Tracking-Any-Point (TAP) models aim to track any point through a video —
a crucial task in AR/XR and robotics applications. The recently introduced
TAPNext approach proposes an end-to-end, recurrent transformer architecture
to track points frame-by-frame in a purely online fashion, demonstrating
competitive performance at minimal latency.
However, we show that TAPNext struggles with longer video sequences and also
frequently fails to re-detect query points that reappear after being occluded
or leaving the frame. In this work, we present TAPNext++,
a model that tracks points in sequences that are orders of magnitude longer
while preserving the low memory and compute footprint of the architecture.

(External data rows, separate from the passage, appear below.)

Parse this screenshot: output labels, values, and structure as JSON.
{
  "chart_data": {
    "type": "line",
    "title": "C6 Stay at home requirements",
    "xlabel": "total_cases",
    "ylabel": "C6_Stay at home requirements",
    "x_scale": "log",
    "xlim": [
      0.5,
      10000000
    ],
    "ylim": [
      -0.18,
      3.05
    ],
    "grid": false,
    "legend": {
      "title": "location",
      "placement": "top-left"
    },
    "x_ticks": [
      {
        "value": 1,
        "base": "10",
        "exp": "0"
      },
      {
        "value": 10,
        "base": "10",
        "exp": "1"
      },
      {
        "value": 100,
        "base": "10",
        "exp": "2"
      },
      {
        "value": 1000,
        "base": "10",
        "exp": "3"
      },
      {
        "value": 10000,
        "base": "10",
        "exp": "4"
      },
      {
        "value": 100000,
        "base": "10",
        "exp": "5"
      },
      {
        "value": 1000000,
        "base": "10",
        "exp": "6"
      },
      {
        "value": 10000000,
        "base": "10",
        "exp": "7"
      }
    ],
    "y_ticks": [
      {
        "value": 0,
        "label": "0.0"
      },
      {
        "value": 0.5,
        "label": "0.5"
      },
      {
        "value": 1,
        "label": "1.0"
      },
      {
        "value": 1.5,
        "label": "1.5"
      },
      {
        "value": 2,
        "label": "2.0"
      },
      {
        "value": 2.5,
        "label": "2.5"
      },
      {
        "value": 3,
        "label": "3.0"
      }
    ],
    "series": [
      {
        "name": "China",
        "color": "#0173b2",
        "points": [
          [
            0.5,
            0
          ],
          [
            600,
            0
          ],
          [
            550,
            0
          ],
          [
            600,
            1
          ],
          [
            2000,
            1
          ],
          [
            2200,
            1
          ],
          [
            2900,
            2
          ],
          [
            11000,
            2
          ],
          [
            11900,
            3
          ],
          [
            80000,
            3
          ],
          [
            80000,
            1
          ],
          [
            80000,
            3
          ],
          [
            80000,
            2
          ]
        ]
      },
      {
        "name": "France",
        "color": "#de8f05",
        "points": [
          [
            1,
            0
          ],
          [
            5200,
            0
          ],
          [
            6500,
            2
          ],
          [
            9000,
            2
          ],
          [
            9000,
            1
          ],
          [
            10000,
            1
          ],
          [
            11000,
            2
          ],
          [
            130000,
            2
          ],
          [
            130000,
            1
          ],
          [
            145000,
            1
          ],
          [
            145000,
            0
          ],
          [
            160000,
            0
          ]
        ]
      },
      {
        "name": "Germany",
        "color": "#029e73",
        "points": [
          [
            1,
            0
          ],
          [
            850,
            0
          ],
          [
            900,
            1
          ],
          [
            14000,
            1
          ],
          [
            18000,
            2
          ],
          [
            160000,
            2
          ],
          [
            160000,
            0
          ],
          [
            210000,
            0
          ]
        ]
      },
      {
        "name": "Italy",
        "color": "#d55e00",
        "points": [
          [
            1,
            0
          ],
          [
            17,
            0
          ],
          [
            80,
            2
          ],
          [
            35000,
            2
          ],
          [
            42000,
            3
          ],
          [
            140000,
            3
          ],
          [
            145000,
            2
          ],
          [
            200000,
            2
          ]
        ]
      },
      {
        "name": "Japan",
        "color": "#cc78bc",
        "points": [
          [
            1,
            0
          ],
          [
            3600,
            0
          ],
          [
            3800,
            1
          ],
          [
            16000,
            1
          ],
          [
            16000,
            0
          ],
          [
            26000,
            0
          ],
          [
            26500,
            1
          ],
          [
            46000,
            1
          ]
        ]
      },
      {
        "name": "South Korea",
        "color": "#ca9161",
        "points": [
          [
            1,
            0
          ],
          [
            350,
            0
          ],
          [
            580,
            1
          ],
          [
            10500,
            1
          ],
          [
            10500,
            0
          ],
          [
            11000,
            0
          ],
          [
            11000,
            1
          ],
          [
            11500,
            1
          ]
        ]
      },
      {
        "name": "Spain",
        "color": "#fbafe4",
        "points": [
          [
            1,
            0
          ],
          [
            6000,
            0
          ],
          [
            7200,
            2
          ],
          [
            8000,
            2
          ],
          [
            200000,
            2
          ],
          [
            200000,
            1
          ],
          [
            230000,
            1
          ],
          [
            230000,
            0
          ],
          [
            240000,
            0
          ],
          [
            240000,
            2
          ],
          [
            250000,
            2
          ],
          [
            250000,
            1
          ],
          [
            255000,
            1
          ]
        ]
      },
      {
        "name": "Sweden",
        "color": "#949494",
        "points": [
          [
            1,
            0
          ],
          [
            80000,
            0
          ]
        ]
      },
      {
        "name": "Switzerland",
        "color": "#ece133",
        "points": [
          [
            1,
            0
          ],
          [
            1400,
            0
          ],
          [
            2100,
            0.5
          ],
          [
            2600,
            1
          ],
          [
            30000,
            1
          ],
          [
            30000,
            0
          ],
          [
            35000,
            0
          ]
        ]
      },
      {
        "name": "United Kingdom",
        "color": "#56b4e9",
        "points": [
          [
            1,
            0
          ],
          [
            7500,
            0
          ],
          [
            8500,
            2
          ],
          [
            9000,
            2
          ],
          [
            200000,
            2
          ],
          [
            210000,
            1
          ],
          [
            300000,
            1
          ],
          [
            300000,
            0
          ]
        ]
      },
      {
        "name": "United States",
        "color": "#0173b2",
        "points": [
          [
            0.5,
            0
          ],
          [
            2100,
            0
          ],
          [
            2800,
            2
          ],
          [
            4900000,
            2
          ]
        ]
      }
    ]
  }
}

We train the recurrent video transformer using several data-driven solutions,
including training on long 1024-frame sequences enabled by sequence parallelism
techniques. We highlight that re-detection performance is a blind spot in the
current literature and introduce a new metric, Re-Detection Average
Jaccard (AJRD), to explicitly evaluate tracking on
re-appearing points. To improve re-detection of points, we introduce tailored
geometric augmentations, such as periodic roll that simulates point re-entries,
and supervising occluded points. We demonstrate that recurrent transformers can
be substantially improved for point tracking and set a new state-of-the-art on
multiple benchmarks.